In Severfield (UK) Ltd v Duro Felguera UK Ltd , the TCC considered the difficulties of navigating the “inevitable muddle” of a hybrid contract (a contract including some works which fall within the Act’s ambit, and some works which fall outside).
A contract to which the Housing Grants, Construction and Regeneration Act 1996 (as amended) (“the Act”) applies must comply with its payment and disputes provisions. For the Act to apply, the contract must be a “construction contract” for the purposes of the Act. S104 of the Act defines a “construction contract” to be a contract for the carrying out of “construction operations”. “Construction operations” are defined at s105 of the Act.
Duro (the defendant employer) entered into a contract with Severfield (the claimant contractor) for the provision of steel structures to be used in the construction of two power plants. Some of the works that Severfield was to provide were “construction operations”, but others fell outside the scope of the Act because they related to power generation (excluded by s105(2) of the Act). Unfortunately, the parties did not realise that the Act applied and so the contract contained payment requirements that were non-compliant with the Act.
In December 2014 Severfield made interim payment application number 15 in the sum of £3 million which covered both “construction operations” and other works, and did not differentiate between the two. Insofar as the application related to construction operations and so fell under the Act, the final date for payment was 25 January 2015. Duro failed to serve either a payment notice or a pay less notice, and paid the sum of around £360,000 on 6 February.
Severfield commenced an adjudication for the balance, and the adjudicator ruled in its favour. When Duro didn’t pay the amount of the decision, Severfield applied for summary judgment. In July 2015 the court refused to grant summary judgment, on the grounds that the adjudicator lacked jurisdiction, since the award arguably included sums in respect of excluded operations.
In August 2015, Severfield discontinued the original proceedings and issued new ones, stripping out the sums relating to the non-construction operations and claiming the reduced sum of £1.4 million. Severfield argued that it was entitled to the £1.4 million because Duro had failed to make payment of the amount set out in Severfield’s December 2014 application. Duro disagreed, and argued that it was an abuse of process to discontinue the original proceedings and start new ones.
The Court held in favour of Duro and refused to grant summary judgment. Key points from the judgment included:
- Severfield’s interim payment application number 15 was not a notice in respect of the £1.4 million now claimed. Indeed the figure of £1.4 million was not mentioned anywhere in that application.
- The new claim was, arguably, a revised claim and could not "piggyback" on the December 2014 notice. Severfield could not rely on that notice to take advantage of the defendant's failure to pay by 25 January. It would need to have served a revised notice claiming £1.4 million in respect of construction operations, but this would have enabled Duro to serve the requisite pay less notice.

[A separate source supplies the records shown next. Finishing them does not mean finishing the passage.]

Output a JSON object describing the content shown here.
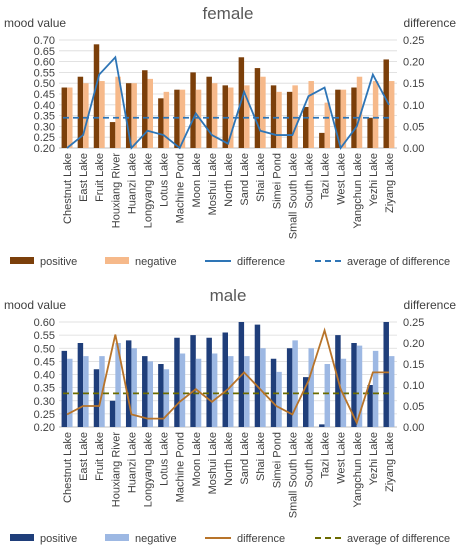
{
  "categories": [
    "Chestnut Lake",
    "East Lake",
    "Fruit Lake",
    "Houxiang River",
    "Huanzi Lake",
    "Longyang Lake",
    "Lotus Lake",
    "Machine Pond",
    "Moon Lake",
    "Moshui Lake",
    "North Lake",
    "Sand Lake",
    "Shai Lake",
    "Simei Pond",
    "Small South Lake",
    "South Lake",
    "Tazi Lake",
    "West Lake",
    "Yangchun Lake",
    "Yezhi Lake",
    "Ziyang Lake"
  ],
  "chart_data": [
    {
      "type": "bar",
      "title": "female",
      "ylabel": "mood value",
      "y2label": "difference",
      "ylim": [
        0.2,
        0.7
      ],
      "y2lim": [
        0.0,
        0.25
      ],
      "yticks": [
        "0.20",
        "0.25",
        "0.30",
        "0.35",
        "0.40",
        "0.45",
        "0.50",
        "0.55",
        "0.60",
        "0.65",
        "0.70"
      ],
      "y2ticks": [
        "0.00",
        "0.05",
        "0.10",
        "0.15",
        "0.20",
        "0.25"
      ],
      "grid": true,
      "legend_position": "bottom",
      "series": [
        {
          "name": "positive",
          "kind": "bar",
          "axis": "left",
          "color": "#7b3f0a",
          "values": [
            0.48,
            0.53,
            0.68,
            0.32,
            0.5,
            0.56,
            0.43,
            0.47,
            0.55,
            0.53,
            0.49,
            0.62,
            0.57,
            0.49,
            0.46,
            0.39,
            0.27,
            0.47,
            0.48,
            0.34,
            0.61
          ]
        },
        {
          "name": "negative",
          "kind": "bar",
          "axis": "left",
          "color": "#f6b98a",
          "values": [
            0.48,
            0.5,
            0.51,
            0.53,
            0.5,
            0.52,
            0.46,
            0.47,
            0.47,
            0.5,
            0.48,
            0.49,
            0.53,
            0.46,
            0.49,
            0.51,
            0.41,
            0.47,
            0.53,
            0.51,
            0.51
          ]
        },
        {
          "name": "difference",
          "kind": "line",
          "axis": "right",
          "color": "#2e75b6",
          "values": [
            0.0,
            0.03,
            0.17,
            0.21,
            0.0,
            0.04,
            0.03,
            0.0,
            0.08,
            0.03,
            0.01,
            0.13,
            0.04,
            0.03,
            0.03,
            0.12,
            0.14,
            0.0,
            0.05,
            0.17,
            0.1
          ]
        },
        {
          "name": "average of difference",
          "kind": "avgline",
          "axis": "right",
          "color": "#2e75b6",
          "value": 0.07
        }
      ]
    },
    {
      "type": "bar",
      "title": "male",
      "ylabel": "mood value",
      "y2label": "difference",
      "ylim": [
        0.2,
        0.6
      ],
      "y2lim": [
        0.0,
        0.25
      ],
      "yticks": [
        "0.20",
        "0.25",
        "0.30",
        "0.35",
        "0.40",
        "0.45",
        "0.50",
        "0.55",
        "0.60"
      ],
      "y2ticks": [
        "0.00",
        "0.05",
        "0.10",
        "0.15",
        "0.20",
        "0.25"
      ],
      "grid": true,
      "legend_position": "bottom",
      "series": [
        {
          "name": "positive",
          "kind": "bar",
          "axis": "left",
          "color": "#1f3e7a",
          "values": [
            0.49,
            0.52,
            0.42,
            0.3,
            0.53,
            0.47,
            0.44,
            0.54,
            0.55,
            0.54,
            0.56,
            0.6,
            0.59,
            0.46,
            0.5,
            0.39,
            0.21,
            0.55,
            0.52,
            0.36,
            0.6
          ]
        },
        {
          "name": "negative",
          "kind": "bar",
          "axis": "left",
          "color": "#9db8e3",
          "values": [
            0.46,
            0.47,
            0.47,
            0.52,
            0.5,
            0.45,
            0.42,
            0.48,
            0.46,
            0.48,
            0.47,
            0.47,
            0.5,
            0.41,
            0.53,
            0.5,
            0.44,
            0.46,
            0.51,
            0.49,
            0.47
          ]
        },
        {
          "name": "difference",
          "kind": "line",
          "axis": "right",
          "color": "#b8742a",
          "values": [
            0.03,
            0.05,
            0.05,
            0.22,
            0.03,
            0.02,
            0.02,
            0.06,
            0.09,
            0.06,
            0.09,
            0.13,
            0.09,
            0.05,
            0.03,
            0.11,
            0.23,
            0.09,
            0.01,
            0.13,
            0.13
          ]
        },
        {
          "name": "average of difference",
          "kind": "avgline",
          "axis": "right",
          "color": "#6b6b00",
          "value": 0.08
        }
      ]
    }
  ]
}
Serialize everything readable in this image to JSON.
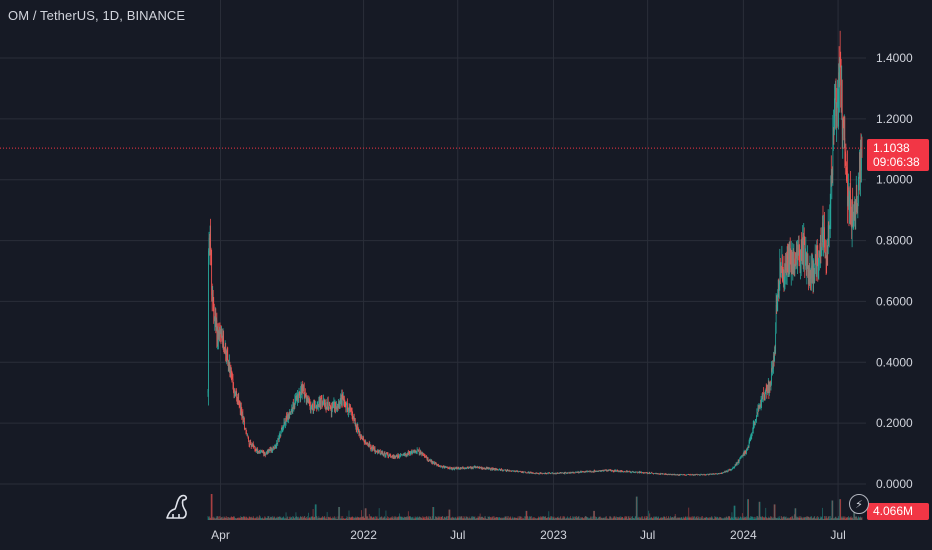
{
  "header": {
    "symbol_title": "OM / TetherUS, 1D, BINANCE"
  },
  "price_tag": {
    "price": "1.1038",
    "countdown": "09:06:38"
  },
  "volume_tag": {
    "value": "4.066M"
  },
  "icons": {
    "logo": "tradingview-dino-icon",
    "bolt": "lightning-icon"
  },
  "colors": {
    "background": "#161a25",
    "grid": "#2a2e39",
    "up": "#26a69a",
    "down": "#ef5350",
    "price_line": "#f23645",
    "text": "#d1d4dc"
  },
  "chart_data": {
    "type": "candlestick",
    "title": "OM / TetherUS, 1D, BINANCE",
    "y_ticks": [
      "1.4000",
      "1.2000",
      "1.0000",
      "0.8000",
      "0.6000",
      "0.4000",
      "0.2000",
      "0.0000"
    ],
    "ylim": [
      0,
      1.4
    ],
    "x_ticks": [
      "Apr",
      "2022",
      "Jul",
      "2023",
      "Jul",
      "2024",
      "Jul"
    ],
    "x_range": [
      "2021-03-08",
      "2024-08-16"
    ],
    "grid": true,
    "last_price": 1.1038,
    "last_volume": "4.066M",
    "price_path": [
      [
        "2021-03-08",
        0.3
      ],
      [
        "2021-03-09",
        0.75
      ],
      [
        "2021-03-12",
        0.86
      ],
      [
        "2021-03-15",
        0.62
      ],
      [
        "2021-03-25",
        0.5
      ],
      [
        "2021-04-10",
        0.45
      ],
      [
        "2021-04-25",
        0.32
      ],
      [
        "2021-05-10",
        0.24
      ],
      [
        "2021-05-25",
        0.14
      ],
      [
        "2021-06-10",
        0.11
      ],
      [
        "2021-06-25",
        0.1
      ],
      [
        "2021-07-15",
        0.12
      ],
      [
        "2021-08-01",
        0.2
      ],
      [
        "2021-08-20",
        0.26
      ],
      [
        "2021-09-05",
        0.32
      ],
      [
        "2021-09-20",
        0.25
      ],
      [
        "2021-10-10",
        0.27
      ],
      [
        "2021-11-01",
        0.25
      ],
      [
        "2021-11-20",
        0.28
      ],
      [
        "2021-12-10",
        0.23
      ],
      [
        "2021-12-25",
        0.16
      ],
      [
        "2022-01-15",
        0.12
      ],
      [
        "2022-02-05",
        0.1
      ],
      [
        "2022-03-01",
        0.09
      ],
      [
        "2022-03-25",
        0.1
      ],
      [
        "2022-04-15",
        0.11
      ],
      [
        "2022-05-05",
        0.08
      ],
      [
        "2022-05-25",
        0.06
      ],
      [
        "2022-06-20",
        0.05
      ],
      [
        "2022-08-01",
        0.055
      ],
      [
        "2022-09-01",
        0.05
      ],
      [
        "2022-10-01",
        0.045
      ],
      [
        "2022-11-01",
        0.04
      ],
      [
        "2022-12-01",
        0.035
      ],
      [
        "2023-01-15",
        0.035
      ],
      [
        "2023-03-01",
        0.04
      ],
      [
        "2023-04-15",
        0.045
      ],
      [
        "2023-06-01",
        0.04
      ],
      [
        "2023-07-15",
        0.035
      ],
      [
        "2023-09-01",
        0.03
      ],
      [
        "2023-10-15",
        0.03
      ],
      [
        "2023-11-20",
        0.035
      ],
      [
        "2023-12-10",
        0.05
      ],
      [
        "2023-12-25",
        0.08
      ],
      [
        "2024-01-10",
        0.12
      ],
      [
        "2024-01-25",
        0.22
      ],
      [
        "2024-02-05",
        0.28
      ],
      [
        "2024-02-20",
        0.32
      ],
      [
        "2024-03-01",
        0.42
      ],
      [
        "2024-03-05",
        0.6
      ],
      [
        "2024-03-12",
        0.72
      ],
      [
        "2024-03-20",
        0.68
      ],
      [
        "2024-04-01",
        0.75
      ],
      [
        "2024-04-15",
        0.72
      ],
      [
        "2024-04-25",
        0.78
      ],
      [
        "2024-05-05",
        0.7
      ],
      [
        "2024-05-12",
        0.68
      ],
      [
        "2024-05-20",
        0.72
      ],
      [
        "2024-06-01",
        0.82
      ],
      [
        "2024-06-10",
        0.76
      ],
      [
        "2024-06-20",
        1.05
      ],
      [
        "2024-06-25",
        1.25
      ],
      [
        "2024-07-01",
        1.3
      ],
      [
        "2024-07-05",
        1.4
      ],
      [
        "2024-07-10",
        1.15
      ],
      [
        "2024-07-20",
        0.95
      ],
      [
        "2024-07-28",
        0.88
      ],
      [
        "2024-08-05",
        0.92
      ],
      [
        "2024-08-10",
        1.0
      ],
      [
        "2024-08-16",
        1.1038
      ]
    ],
    "volume_spikes": [
      [
        "2021-03-15",
        1.0
      ],
      [
        "2021-10-01",
        0.6
      ],
      [
        "2021-11-15",
        0.5
      ],
      [
        "2022-01-05",
        0.45
      ],
      [
        "2022-05-15",
        0.5
      ],
      [
        "2022-06-15",
        0.4
      ],
      [
        "2022-11-10",
        0.35
      ],
      [
        "2023-03-20",
        0.35
      ],
      [
        "2023-06-10",
        0.9
      ],
      [
        "2023-12-15",
        0.55
      ],
      [
        "2024-01-10",
        0.8
      ],
      [
        "2024-02-01",
        0.7
      ],
      [
        "2024-03-01",
        0.6
      ],
      [
        "2024-04-10",
        0.45
      ],
      [
        "2024-06-20",
        0.75
      ],
      [
        "2024-07-05",
        0.8
      ],
      [
        "2024-08-01",
        0.5
      ]
    ]
  }
}
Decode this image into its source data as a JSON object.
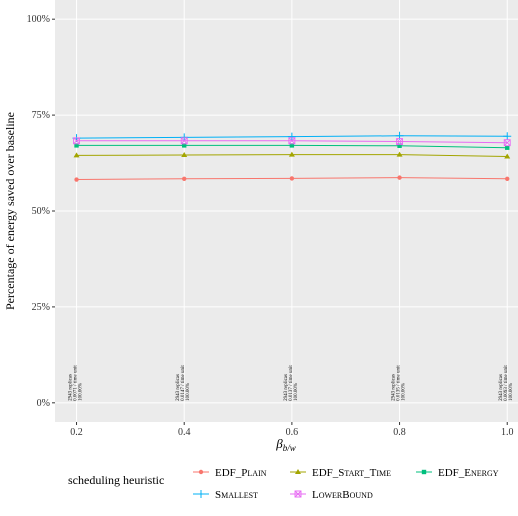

- The court agreed with the decision in Cleveland Bridge v Whessoe-Volker Joint Venture , which stated that the Act only applied to operations which fell within its scope. Under a hybrid contract there would be two different payment regimes, leading to an "inevitable muddle”. Although this was “uncommercial, unsatisfactory and a recipe for confusion”, the court noted that this resulted from Parliament's desire to exclude what would have otherwise been obvious construction operations from the ambit of the Act.
- The court added that the existence of a counterclaim by Duro would have been another ground for refusing summary judgment, since it would have been able to set off its counterclaim against the amount owed, at least in respect of the non-construction operations.
- The court refused to find that the revised claim was an abuse of process. Although it did not grant summary judgment, the court found that the case could proceed to a full trial on the issues.
Points arising from the decision
Parties should establish at the outset whether the contract is a construction contract for the purposes of the Act. If the contract is a “hybrid contract,” they should either draft the entire payment regime so that it complies with the Act, or draft two separate payment regimes; an Act-compliant one for construction operations and another for the non-construction operations.
As the judge noted, all of this confusion over hybrid contracts could have been avoided if Parliament had seen fit to roll out adjudication to other industries, including power generation and utilities, rather than reserving it as a punishment for the construction industry. In fact, adjudication is an efficient and effective form of dispute resolution, which has brought clarity and certainty for over 20 years. It will be interesting to see whether Parliament heeds the advice of the courts and extends adjudication to these other industries.